第四方面,本申请还提供一种计算机可读存储介质,所述计算机可读存储介质中存储有指令,当其在计算机上运行时,使得计算机执行上述第一方面或第一方面中任一实现方 式所述的测量上报方法。
第五方面,本申请还提供一种包括指令的计算机程序产品,当其在计算机上运行时,使得计算机执行上述第一方面或第一方面中任一实现方式所述的测量上报方法。
第六方面,本申请还提供一种网络系统,该网络系统包括第一通信设备、第二通信设备和定位设备,其中,第一通信设备为上述第二方面或第三方面所述的装置。
附图说明
图1为本申请提供的一种通信系统的架构示意图;
图2为本申请提供的另一种通信系统的架构示意图;
图3为本申请提供的一种滤波的示意图;
图4为本申请提供的一种测量上报方法的流程示意图;
图5为本申请提供的另一种测量上报方法的流程示意图;
图6为本申请提供的一种测量上报装置的结构示意图;
图7为本申请提供的另一种测量上报装置的结构示意图。
具体实施方式
为了方便理解本申请实施例,下面介绍与本申请实施例相关的术语:
1、RSTD:邻小区发送的参考信号相对于参考小区发送的参考信号到达终端的时间差。RSTD可以用于基于位置的服务。
2、UL-RTOA:终端发送的参考信号到达基站的时间与参考时间点的时间差。
3、UE Rx–Tx time difference:终端接收PRS的时间点与发送SRS的时间点之间的时间差。
4、gNB Rx–Tx time difference:基站接收SRS的时间点与发送PRS的时间点之间的时间差。
5、参考小区:可以指显式指定的参考小区,也可以指包含参考定位参考信号资源集的小区,还可以指发送参考定位参考信号的小区。
6、邻小区:可以是参考小区以外的小区,若参考小区不是终端的服务小区,则该终端的服务小区也可以视为一个邻小区。

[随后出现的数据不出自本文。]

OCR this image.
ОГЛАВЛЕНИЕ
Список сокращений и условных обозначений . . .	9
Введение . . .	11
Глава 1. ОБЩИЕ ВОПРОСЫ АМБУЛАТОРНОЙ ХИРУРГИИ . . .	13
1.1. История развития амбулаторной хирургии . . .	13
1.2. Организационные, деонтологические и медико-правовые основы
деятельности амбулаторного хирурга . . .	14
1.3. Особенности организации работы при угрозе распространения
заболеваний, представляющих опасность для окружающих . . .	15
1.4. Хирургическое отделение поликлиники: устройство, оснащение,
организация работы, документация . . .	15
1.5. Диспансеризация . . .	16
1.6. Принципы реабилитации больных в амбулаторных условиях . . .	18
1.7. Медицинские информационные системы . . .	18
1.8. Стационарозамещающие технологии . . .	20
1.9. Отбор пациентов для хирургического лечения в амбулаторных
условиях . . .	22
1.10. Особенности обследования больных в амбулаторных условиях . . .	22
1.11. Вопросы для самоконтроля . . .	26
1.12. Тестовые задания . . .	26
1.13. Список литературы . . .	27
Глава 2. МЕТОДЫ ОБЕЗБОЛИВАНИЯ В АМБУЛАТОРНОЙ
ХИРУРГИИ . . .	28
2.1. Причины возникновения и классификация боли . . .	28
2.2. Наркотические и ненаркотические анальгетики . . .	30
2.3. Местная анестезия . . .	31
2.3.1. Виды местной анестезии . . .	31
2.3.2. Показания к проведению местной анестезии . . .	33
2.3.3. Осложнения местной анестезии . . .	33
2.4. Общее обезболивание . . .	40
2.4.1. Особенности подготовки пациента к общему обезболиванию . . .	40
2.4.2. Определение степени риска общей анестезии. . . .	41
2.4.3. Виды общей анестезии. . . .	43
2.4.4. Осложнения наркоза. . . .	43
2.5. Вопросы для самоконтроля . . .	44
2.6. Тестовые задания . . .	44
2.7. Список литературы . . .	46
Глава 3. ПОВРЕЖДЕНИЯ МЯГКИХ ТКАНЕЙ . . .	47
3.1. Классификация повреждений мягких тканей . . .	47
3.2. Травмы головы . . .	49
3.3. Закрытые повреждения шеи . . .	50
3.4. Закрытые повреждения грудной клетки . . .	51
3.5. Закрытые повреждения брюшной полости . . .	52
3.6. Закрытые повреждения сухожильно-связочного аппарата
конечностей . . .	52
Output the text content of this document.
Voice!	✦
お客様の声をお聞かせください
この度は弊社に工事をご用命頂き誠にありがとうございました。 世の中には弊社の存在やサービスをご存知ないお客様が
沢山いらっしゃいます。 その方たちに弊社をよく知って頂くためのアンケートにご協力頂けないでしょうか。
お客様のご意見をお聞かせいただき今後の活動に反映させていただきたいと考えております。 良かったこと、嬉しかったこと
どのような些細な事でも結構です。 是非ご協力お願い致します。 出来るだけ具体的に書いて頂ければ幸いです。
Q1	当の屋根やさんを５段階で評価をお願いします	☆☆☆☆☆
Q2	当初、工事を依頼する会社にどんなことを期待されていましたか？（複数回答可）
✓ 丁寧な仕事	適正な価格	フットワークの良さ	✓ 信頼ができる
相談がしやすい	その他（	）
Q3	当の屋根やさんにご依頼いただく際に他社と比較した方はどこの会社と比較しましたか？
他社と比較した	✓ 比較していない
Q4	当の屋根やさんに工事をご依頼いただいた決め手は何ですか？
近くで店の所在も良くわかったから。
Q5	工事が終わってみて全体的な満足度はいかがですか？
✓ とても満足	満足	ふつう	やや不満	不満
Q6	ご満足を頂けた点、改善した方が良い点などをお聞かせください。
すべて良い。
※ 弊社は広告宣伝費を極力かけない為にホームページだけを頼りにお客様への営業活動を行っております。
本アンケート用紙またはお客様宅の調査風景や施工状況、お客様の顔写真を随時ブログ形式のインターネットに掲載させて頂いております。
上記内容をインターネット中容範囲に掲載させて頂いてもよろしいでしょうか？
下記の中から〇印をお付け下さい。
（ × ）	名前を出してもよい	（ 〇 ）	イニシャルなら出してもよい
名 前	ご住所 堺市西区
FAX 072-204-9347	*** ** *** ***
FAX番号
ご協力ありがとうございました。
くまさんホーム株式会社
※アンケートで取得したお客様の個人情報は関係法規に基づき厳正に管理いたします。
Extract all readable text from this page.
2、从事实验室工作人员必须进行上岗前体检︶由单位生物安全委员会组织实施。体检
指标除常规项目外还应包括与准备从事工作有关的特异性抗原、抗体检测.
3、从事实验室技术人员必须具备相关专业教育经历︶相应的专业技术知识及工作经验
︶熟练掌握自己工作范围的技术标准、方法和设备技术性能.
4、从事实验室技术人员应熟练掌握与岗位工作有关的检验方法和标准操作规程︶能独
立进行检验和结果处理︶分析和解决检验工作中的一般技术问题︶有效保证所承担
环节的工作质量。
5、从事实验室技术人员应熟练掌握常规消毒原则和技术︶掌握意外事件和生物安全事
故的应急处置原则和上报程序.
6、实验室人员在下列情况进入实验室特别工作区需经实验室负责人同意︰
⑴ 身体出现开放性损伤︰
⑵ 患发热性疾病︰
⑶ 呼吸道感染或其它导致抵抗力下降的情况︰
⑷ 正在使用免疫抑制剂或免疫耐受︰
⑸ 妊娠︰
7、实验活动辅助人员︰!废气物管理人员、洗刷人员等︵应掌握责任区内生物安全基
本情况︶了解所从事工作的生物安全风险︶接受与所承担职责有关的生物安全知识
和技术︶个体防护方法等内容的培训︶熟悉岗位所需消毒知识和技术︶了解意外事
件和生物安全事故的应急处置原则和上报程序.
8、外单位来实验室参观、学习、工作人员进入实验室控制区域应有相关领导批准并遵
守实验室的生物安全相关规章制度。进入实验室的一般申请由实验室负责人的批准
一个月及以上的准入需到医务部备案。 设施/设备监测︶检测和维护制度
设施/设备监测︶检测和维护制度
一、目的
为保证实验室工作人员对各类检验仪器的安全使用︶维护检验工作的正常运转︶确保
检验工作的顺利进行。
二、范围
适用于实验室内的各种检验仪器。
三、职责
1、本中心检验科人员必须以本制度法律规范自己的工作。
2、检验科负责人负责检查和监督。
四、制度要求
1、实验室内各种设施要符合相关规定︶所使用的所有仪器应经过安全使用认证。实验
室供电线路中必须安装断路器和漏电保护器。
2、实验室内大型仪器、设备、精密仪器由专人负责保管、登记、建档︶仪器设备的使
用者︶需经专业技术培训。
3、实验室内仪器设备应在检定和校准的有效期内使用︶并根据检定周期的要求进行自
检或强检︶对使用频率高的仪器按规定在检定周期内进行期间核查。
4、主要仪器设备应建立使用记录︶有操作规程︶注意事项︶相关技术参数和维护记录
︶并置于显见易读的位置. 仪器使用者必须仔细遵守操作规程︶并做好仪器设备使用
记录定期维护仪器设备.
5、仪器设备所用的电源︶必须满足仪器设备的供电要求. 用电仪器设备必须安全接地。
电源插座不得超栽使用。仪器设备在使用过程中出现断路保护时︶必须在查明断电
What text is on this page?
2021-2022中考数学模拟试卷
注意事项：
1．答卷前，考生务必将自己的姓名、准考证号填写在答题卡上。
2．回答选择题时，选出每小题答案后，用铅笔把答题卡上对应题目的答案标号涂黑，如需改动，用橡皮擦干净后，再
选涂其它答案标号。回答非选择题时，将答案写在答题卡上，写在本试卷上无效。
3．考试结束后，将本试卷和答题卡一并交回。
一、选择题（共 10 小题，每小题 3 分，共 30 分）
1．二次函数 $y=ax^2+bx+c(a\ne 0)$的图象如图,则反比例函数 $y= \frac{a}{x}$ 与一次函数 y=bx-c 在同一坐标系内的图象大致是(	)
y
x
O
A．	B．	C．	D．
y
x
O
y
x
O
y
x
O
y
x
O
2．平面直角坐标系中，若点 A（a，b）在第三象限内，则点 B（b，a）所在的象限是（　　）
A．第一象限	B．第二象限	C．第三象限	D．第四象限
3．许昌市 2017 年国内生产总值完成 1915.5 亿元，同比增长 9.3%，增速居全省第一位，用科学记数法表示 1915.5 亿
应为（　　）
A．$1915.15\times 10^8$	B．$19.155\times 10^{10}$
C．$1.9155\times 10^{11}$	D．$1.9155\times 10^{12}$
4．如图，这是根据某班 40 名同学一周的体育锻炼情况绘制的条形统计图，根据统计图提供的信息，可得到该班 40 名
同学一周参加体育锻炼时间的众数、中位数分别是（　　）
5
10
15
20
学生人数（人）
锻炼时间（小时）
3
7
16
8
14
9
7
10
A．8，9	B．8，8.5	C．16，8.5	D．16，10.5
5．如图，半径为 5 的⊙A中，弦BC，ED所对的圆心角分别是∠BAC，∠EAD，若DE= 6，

邻小区也可以理解为非参考小区。
为了使本申请的目的、技术方案和优点更加清楚,下面将结合附图对本申请作进一步地详细描述。
本申请提供的测量上报方法可以应用于各类通信系统中,例如,可以是物联网(internet of things,IoT)系统、窄带物联网(narrow band internet of things,NB-IoT)系统、长期演进(long term evolution,LTE)系统,也可以是第五代(5G)通信系统,还可以是LTE与5G混合架构、也可以是5G新无线(new radio,NR)系统,以及未来通信发展中出现的新的通信系统等。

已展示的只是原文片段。